Router configuration
Command History
Release
        
Modification

10.0
        

This command was introduced.

Usage Guidelines

This command permits the point-to-point (nonbroadcast) exchange of routing
information. When used in combination with the passive-interface router
configuration command, routing information can be exchanged between a subset
of routers and access servers on a LAN.

Multiple neighbor commands can be used to specify additional neighbors or
peers.
Examples

In the following example, Enhanced Interior Gateway Routing Protocol (EIGRP)
updates are sent to all interfaces on network 192.168.0.0 except Ethernet
interface 1. However, in this case a neighbor router configuration command
is included. This command permits the sending of routing updates to specific
neighbors. One copy of the routing update is generated per neighbor.

router eigrp 109

 network 192.168.0.0

 passive-interface ethernet 1

 neighbor 192.168.20.4

Related Commands
Command
        
Description

passive-interface
        

Disables sending routing updates on an interface.
http://www.cisco.com/univercd/cc/td/doc/product/software/ios122/122cgcr/fipr
rp_r/1rfeigrp.htm#wp1031261

And also as you mentioned:
When the passive-interface command is used in EIGRP, the router cannot form
neighbor adjacencies on the interface, or send or receive routing updates.
However, if you want the outgoing routing updates alone be suppressed but
the inbound updates continue to be received (and the routers still continue
to be neighbors), then use the distribute-list command as follows:

R1(config)#access-list 20 deny any

R1(config)#router eigrp 1
R1(config-router)#no passive-interface serial 0
R1(config-router)#distribute-list 20 out serial 0

However...will verfifying this information I found this:
Q. What does the neighbor statement in the EIGRP configuration section do?
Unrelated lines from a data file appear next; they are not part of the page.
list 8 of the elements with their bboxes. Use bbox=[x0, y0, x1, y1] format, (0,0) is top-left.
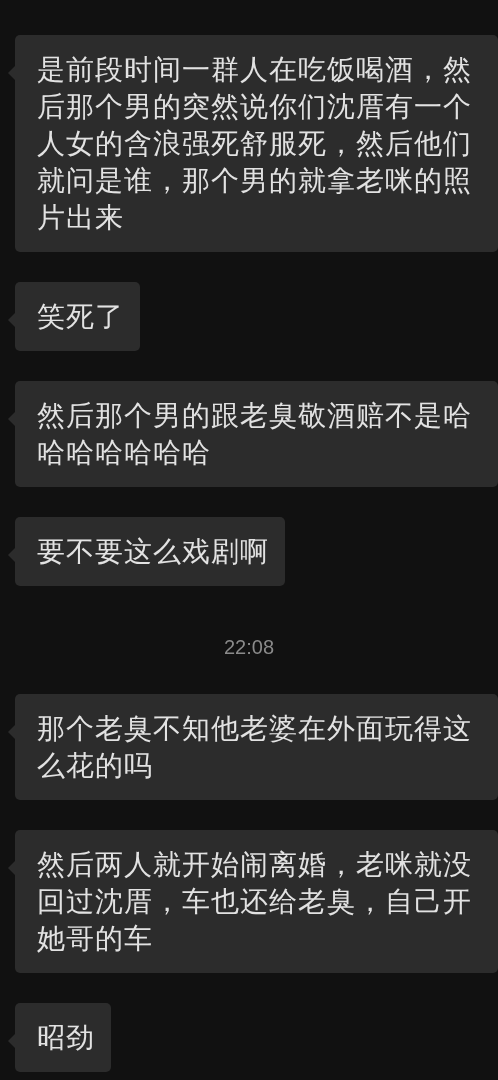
message-bubble: 笑死了 bbox=[15, 282, 140, 351]
message-bubble: 是前段时间一群人在吃饭喝酒，然后那个男的突然说你们沈厝有一个人女的含浪强死舒服死，然后他们就问是谁，那个男的就拿老咪的照片出来 bbox=[15, 35, 498, 252]
message-bubble: 昭劲 bbox=[15, 1003, 111, 1072]
message-bubble: 那个老臭不知他老婆在外面玩得这么花的吗 bbox=[15, 694, 498, 800]
message-bubble: 然后那个男的跟老臭敬酒赔不是哈哈哈哈哈哈哈 bbox=[15, 381, 498, 487]
timestamp: 22:08 bbox=[223, 635, 275, 660]
message-bubble: 要不要这么戏剧啊 bbox=[15, 517, 285, 586]
message-bubble: 然后两人就开始闹离婚，老咪就没回过沈厝，车也还给老臭，自己开她哥的车 bbox=[15, 830, 498, 973]
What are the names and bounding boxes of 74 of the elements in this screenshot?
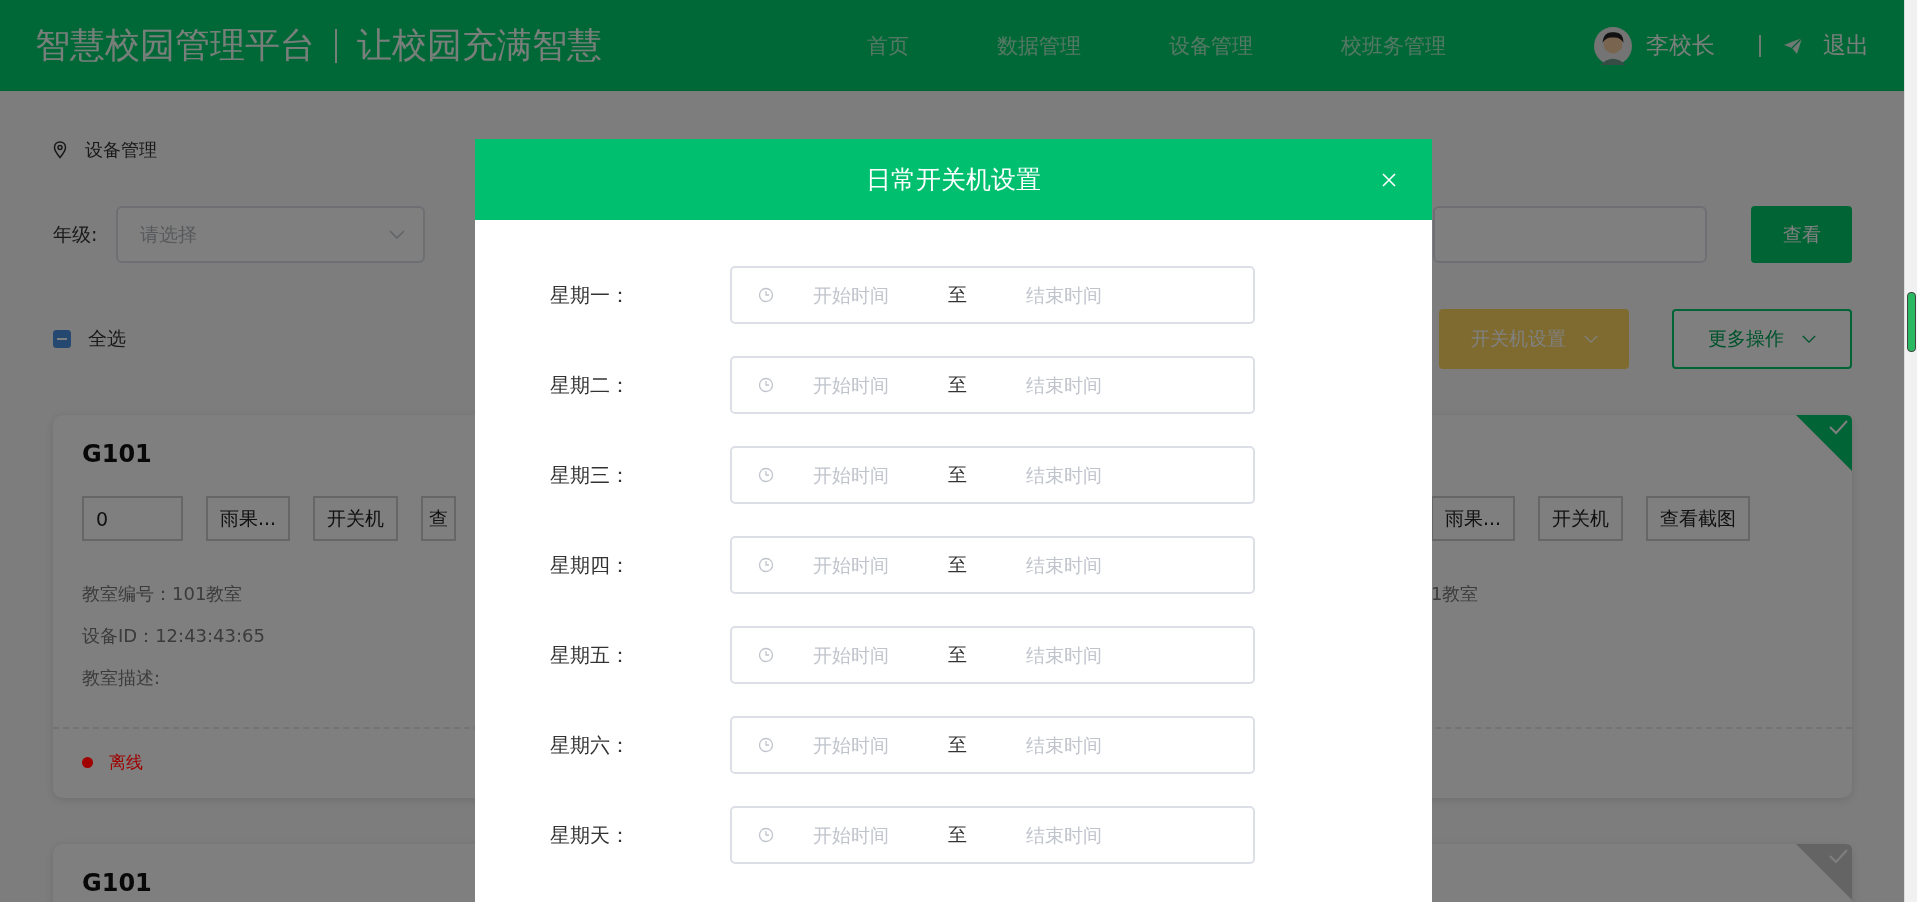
clock-icon bbox=[758, 557, 774, 573]
power-settings-button[interactable]: 开关机设置 bbox=[1439, 309, 1629, 369]
card-button[interactable]: 雨果... bbox=[206, 496, 291, 541]
end-time-field[interactable]: 结束时间 bbox=[987, 283, 1141, 307]
start-time-field[interactable]: 开始时间 bbox=[774, 643, 928, 667]
day-label: 星期五： bbox=[550, 641, 631, 669]
code-field[interactable]: 0 bbox=[82, 496, 183, 541]
info-text: 教室编号：101教室 bbox=[82, 582, 244, 606]
clock-icon bbox=[758, 737, 774, 753]
more-actions-button[interactable]: 更多操作 bbox=[1672, 309, 1852, 369]
dialog-title: 日常开关机设置 bbox=[866, 164, 1041, 196]
range-separator: 至 bbox=[948, 552, 967, 577]
chevron-down-icon bbox=[1583, 334, 1598, 344]
start-time-field[interactable]: 开始时间 bbox=[774, 733, 928, 757]
info-text: 1教室 bbox=[1431, 582, 1480, 606]
card-title: G101 bbox=[82, 440, 153, 470]
start-time-field[interactable]: 开始时间 bbox=[774, 553, 928, 577]
card-button[interactable]: 开关机 bbox=[1538, 496, 1624, 541]
end-time-field[interactable]: 结束时间 bbox=[987, 733, 1141, 757]
start-time-field[interactable]: 开始时间 bbox=[774, 283, 928, 307]
nav-link[interactable]: 首页 bbox=[867, 31, 909, 60]
range-separator: 至 bbox=[948, 732, 967, 757]
end-time-field[interactable]: 结束时间 bbox=[987, 463, 1141, 487]
day-label: 星期天： bbox=[550, 821, 631, 849]
info-text: 教室描述: bbox=[82, 666, 162, 690]
grade-label: 年级: bbox=[53, 221, 99, 247]
end-time-field[interactable]: 结束时间 bbox=[987, 373, 1141, 397]
card-button[interactable]: 雨果... bbox=[1431, 496, 1516, 541]
logout-link[interactable]: 退出 bbox=[1823, 30, 1869, 61]
end-time-field[interactable]: 结束时间 bbox=[987, 643, 1141, 667]
breadcrumb: 设备管理 bbox=[85, 138, 157, 162]
range-separator: 至 bbox=[948, 462, 967, 487]
checkbox[interactable] bbox=[53, 330, 71, 348]
range-separator: 至 bbox=[948, 372, 967, 397]
start-time-field[interactable]: 开始时间 bbox=[774, 373, 928, 397]
day-label: 星期二： bbox=[550, 371, 631, 399]
status-text: 离线 bbox=[109, 751, 143, 774]
nav-link[interactable]: 设备管理 bbox=[1169, 31, 1253, 60]
card-button[interactable]: 查 bbox=[421, 496, 457, 541]
location-pin-icon bbox=[53, 141, 67, 159]
select-all-label[interactable]: 全选 bbox=[88, 326, 126, 352]
avatar-icon bbox=[1594, 26, 1632, 65]
end-time-field[interactable]: 结束时间 bbox=[987, 823, 1141, 847]
chevron-down-icon bbox=[1802, 334, 1816, 344]
day-label: 星期四： bbox=[550, 551, 631, 579]
range-separator: 至 bbox=[948, 282, 967, 307]
user-name[interactable]: 李校长 bbox=[1646, 30, 1715, 61]
app-slogan: 让校园充满智慧 bbox=[357, 24, 602, 67]
nav-link[interactable]: 校班务管理 bbox=[1341, 31, 1446, 60]
end-time-field[interactable]: 结束时间 bbox=[987, 553, 1141, 577]
clock-icon bbox=[758, 827, 774, 843]
day-label: 星期一： bbox=[550, 281, 631, 309]
view-button[interactable]: 查看 bbox=[1751, 206, 1852, 263]
start-time-field[interactable]: 开始时间 bbox=[774, 823, 928, 847]
card-title: G101 bbox=[82, 869, 153, 899]
search-field[interactable] bbox=[1433, 206, 1707, 263]
chevron-down-icon bbox=[389, 229, 405, 240]
clock-icon bbox=[758, 467, 774, 483]
card-button[interactable]: 开关机 bbox=[313, 496, 399, 541]
day-label: 星期六： bbox=[550, 731, 631, 759]
clock-icon bbox=[758, 647, 774, 663]
card-button[interactable]: 查看截图 bbox=[1646, 496, 1751, 541]
scrollbar[interactable] bbox=[1904, 0, 1917, 902]
clock-icon bbox=[758, 287, 774, 303]
info-text: 设备ID：12:43:43:65 bbox=[82, 624, 266, 648]
app-title: 智慧校园管理平台 bbox=[35, 24, 315, 67]
close-icon[interactable] bbox=[1382, 173, 1396, 187]
range-separator: 至 bbox=[948, 642, 967, 667]
clock-icon bbox=[758, 377, 774, 393]
range-separator: 至 bbox=[948, 822, 967, 847]
start-time-field[interactable]: 开始时间 bbox=[774, 463, 928, 487]
nav-link[interactable]: 数据管理 bbox=[997, 31, 1081, 60]
paper-plane-icon bbox=[1783, 35, 1803, 56]
day-label: 星期三： bbox=[550, 461, 631, 489]
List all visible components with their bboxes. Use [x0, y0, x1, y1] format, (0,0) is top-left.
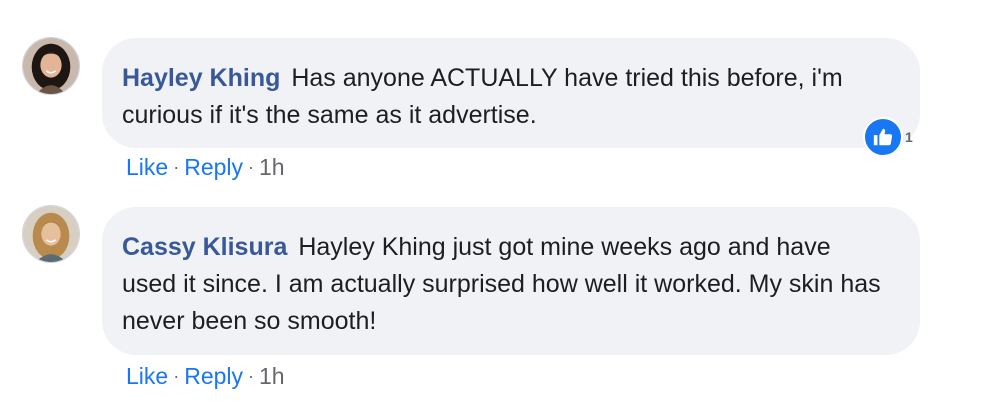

    A. Although the neighbor command is accepted by the Cisco IOSR parser,
it should not be used. The neighbor statement does not behave as intended
and can have a negative effect on EIGRP neighbors.

http://www.cisco.com/en/US/tech/tk365/tk207/technologies_q_and_a_item09186a0
08012dac4.shtml#ten

-----Original Message-----
From: nobody@groupstudy.com [mailto:nobody@groupstudy.com] On Behalf Of
Lord, Chris
Sent: Friday, July 16, 2004 8:39 AM
To: ccielab@groupstudy.com
Subject: EIGRP connection to backbone routers

I have come across several sample scenarios where, say, Rx is connected to a
backbone router and they run eigrp between them. You are then asked not to
send eigrp updates from your pod (Rx) to the backbone but you must be able
to recieve routes from the bb. Two different solutions seem to be
forthcoming:

1) Rx: router eigrp 10
        distribute-list 10 out e0/0

access-list 10 deny any

2) Rx: router eigrp 10
        eigrp stub receive-only

If we were faced with this in the lab, provided that no other specific
information was provided, do you think either solution could be used. Or
have I missed some subtle difference between the two approaches?